Ohio schools change to hours requirement next year


story tease

inline tease photo
Photo

Lazzeri

inline tease photo
Photo

Hathorn

By Denise Dick

denise_dick@vindy.com

Rather than a required number of days, schools next year will be required to be in session a certain number of hours.

For half-day kindergarten, it will be 455 hours. For full-day kindergarten through sixth grade, 910 hours will be required, and a minimum of 1,001 hours will be necessary for seventh- through 12th- graders.

That can include classes, supervised activities, two parent-teacher conferences and some professional meetings. Time for lunch, breakfast, recess and extracurricular activities do not count toward the total.

“It’s trying to provide more flexibility to school districts,” said John Charlton, an Ohio Department of Education spokesman.

Schools still are required to be in session five days per week, but the switch to hours allows districts to schedule a longer day, shorten the school year or even have longer school days a few days a week and shorter days the rest of the week.

It also means that calamity days will go away.

“Instead, schools may schedule ‘excess’ hours above the minimum number,” according to ODE’s website. “Hours missed above the minimum do not have to be made up. However, if a school closes enough that it will fall below the minimum number of hours, the school must extend its scheduled year.”

This year, districts are required to have at least 175 days for public district schools, which includes parent-teacher conferences.

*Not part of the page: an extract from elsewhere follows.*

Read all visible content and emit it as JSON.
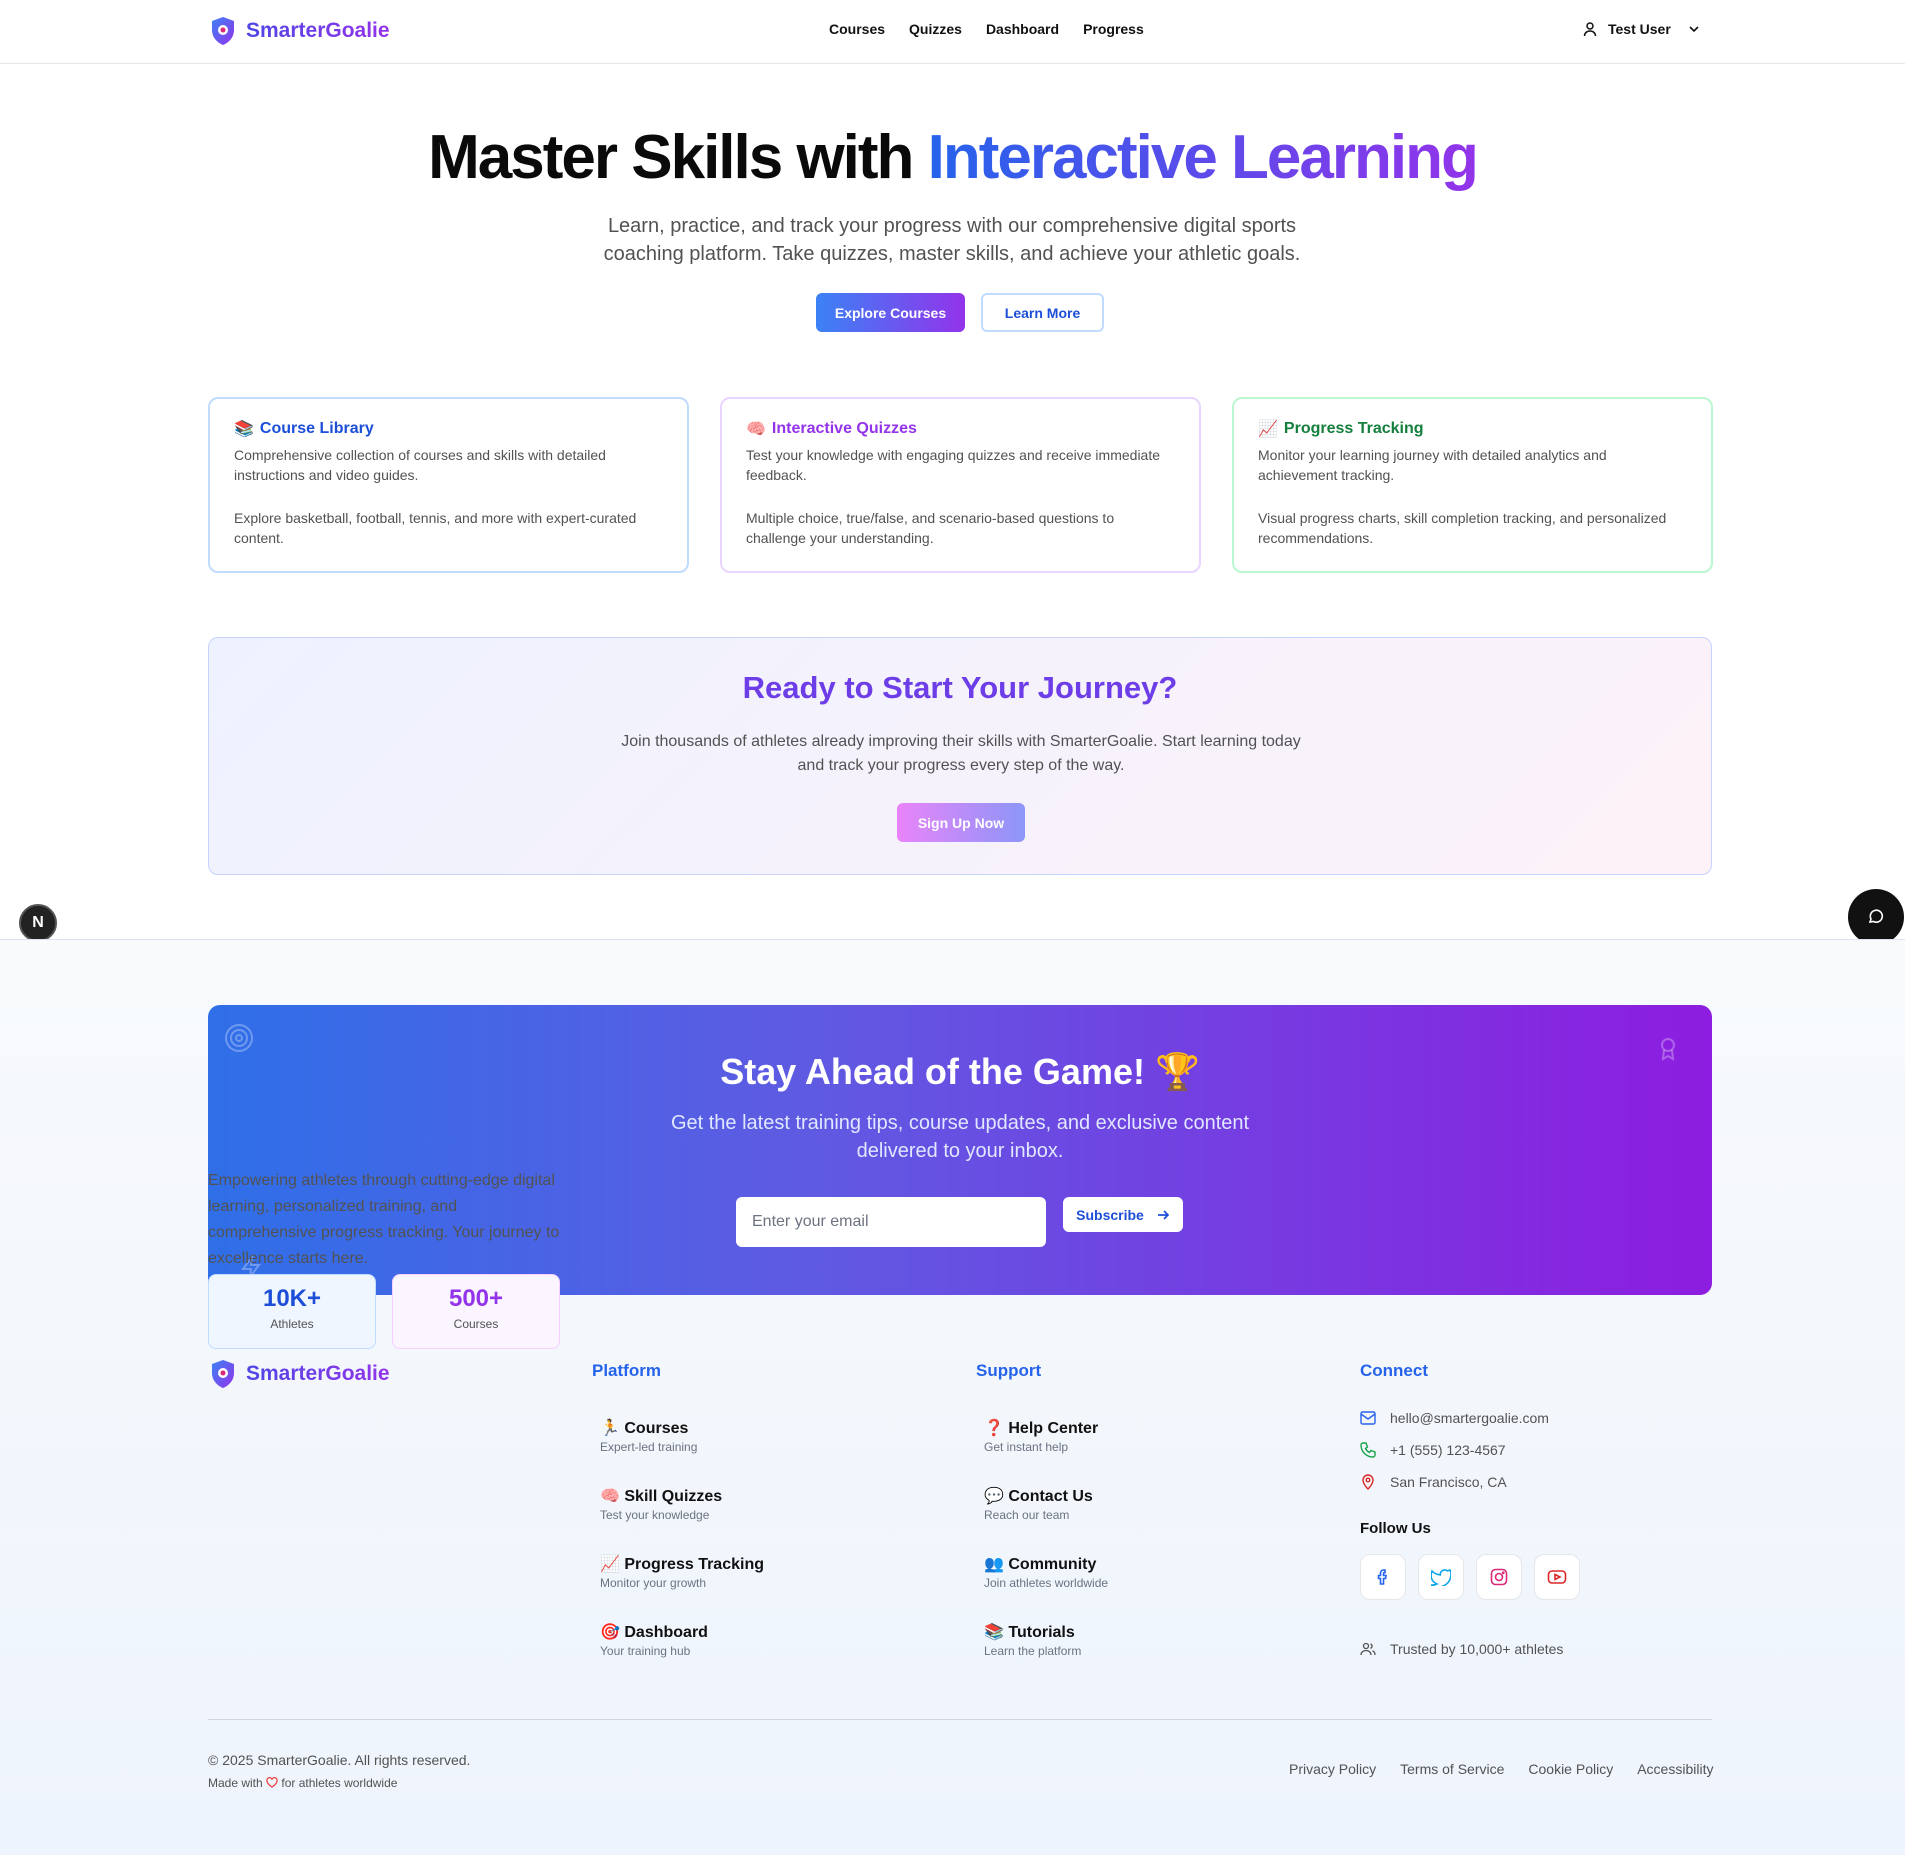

If a school day lasts 6.5 hours, that totals 1,137.5 hours for the year.

Boardman Superintendent Frank Lazzeri said his district has much more time in the school year than the new school-hour requirements dictate.

“We’re well above the required number of hours,” he said. “I don’t see us having a problem.”

Alex Geordan, Canfield schools superintendent, said the number of hours that staff is required to work per day is laid out in the collective-bargaining agreements so that’s something that has to be considered with the school-hour requirements. The district can’t just change the hours.

Districts also have to consider the effect changing the length of the school day has on other things such as extracurricular activities, Geordan said. It could also affect parents who may have to alter schedules to ensure someone’s home at a different time to meet the school bus.

“We’re here to go to school, but you have to think of the other ramifications and the other things that are impacted by it,” he said.

Youngstown Superintendent Connie Hathorn said he’s meeting with other superintendents who are all collaborating to determine the best plan with the new requirement.

The city district is part of the state’s Big Eight school districts, comprised of the larger urban districts, and all of those districts’ superintendents are discussing the change, he said.